In this tutorial the cognitive architecture ACT-R is introduced (J. R. Anderson, 2007: How can the human mind occur in the physical universe? New York: Oxford University Press). The focus of the tutorial is on the symbolic parts. In the beginning a short overview about recent work and ACT-R's benefit for applied cognitive science is given. Then a short introduction of the background, structure and scope of ACT-R is provided. Two hands-on examples of how to write ACT-R models are the core part of the tutorial. The first short example introduces important mechanisms of ACT-R (productions and chunks). This is followed by an in-depth introduction on mechanisms such as visual and manual processing. For the second example, the participants work on their own model version of a letter-selection task. Assistance and advice will be given during the exercises. Different solutions for the second example will be discussed. In the end information on further mechanisms of ACT-R such as subsymbolic components for learning processes are given.
No prior experience or programming knowledge is required. Please bring a laptop and preferably download the ACT-R software (standalone version) prior to the event.

Tutorial T5: Bayesian Data Analysis: Main Ideas, Practices, and Tools
Michael Franke, Fabian Dablander, University of Tübingen

Bayesian approaches to statistical inference are often portrayed as the new cool kid in town and heralded as superior to classical techniques. Naturally, the hype is also perceived critically.
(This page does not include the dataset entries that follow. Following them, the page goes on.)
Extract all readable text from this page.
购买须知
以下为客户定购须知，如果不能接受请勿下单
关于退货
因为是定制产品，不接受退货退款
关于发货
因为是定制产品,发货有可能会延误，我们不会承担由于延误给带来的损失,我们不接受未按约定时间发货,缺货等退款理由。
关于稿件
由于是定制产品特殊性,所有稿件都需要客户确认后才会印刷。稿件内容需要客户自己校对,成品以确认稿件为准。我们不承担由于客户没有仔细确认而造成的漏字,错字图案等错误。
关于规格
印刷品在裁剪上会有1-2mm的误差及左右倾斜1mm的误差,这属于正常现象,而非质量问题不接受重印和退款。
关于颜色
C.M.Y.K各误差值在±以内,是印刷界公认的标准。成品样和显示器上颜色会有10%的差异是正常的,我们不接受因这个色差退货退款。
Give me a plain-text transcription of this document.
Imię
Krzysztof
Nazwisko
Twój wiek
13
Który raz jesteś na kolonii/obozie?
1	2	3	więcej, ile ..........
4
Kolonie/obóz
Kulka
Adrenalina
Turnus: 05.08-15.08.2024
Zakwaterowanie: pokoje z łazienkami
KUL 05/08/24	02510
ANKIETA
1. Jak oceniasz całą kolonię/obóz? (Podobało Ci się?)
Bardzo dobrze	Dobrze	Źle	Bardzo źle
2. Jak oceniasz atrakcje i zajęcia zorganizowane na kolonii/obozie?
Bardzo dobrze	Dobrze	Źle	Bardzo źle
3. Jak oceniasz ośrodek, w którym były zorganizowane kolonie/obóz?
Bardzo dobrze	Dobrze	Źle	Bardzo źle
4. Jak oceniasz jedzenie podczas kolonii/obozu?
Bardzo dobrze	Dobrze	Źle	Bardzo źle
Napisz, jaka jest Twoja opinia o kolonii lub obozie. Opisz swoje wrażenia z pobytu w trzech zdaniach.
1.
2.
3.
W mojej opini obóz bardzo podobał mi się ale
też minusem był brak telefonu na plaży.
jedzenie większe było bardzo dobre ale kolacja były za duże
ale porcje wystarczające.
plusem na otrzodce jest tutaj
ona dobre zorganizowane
This course is meant to critically introduce the Bayesian approach in a nutshell. Participants who are as of yet unfamiliar with it will receive enough information to form an opinion and to know where to obtain more information that suits their needs. Those who are familiar with the main ideas can benefit from a concise rundown of the most important recent developments. In particular, this course will do two things: (i) on the conceptual level, we provide an overview of the main ideas, advantages, and challenges of Bayesian data analysis, in direct comparison to classical approaches; (ii) on a practical level, we give an executive summary of some of the most recent and convenient tools for hands-on Bayesian data analysis.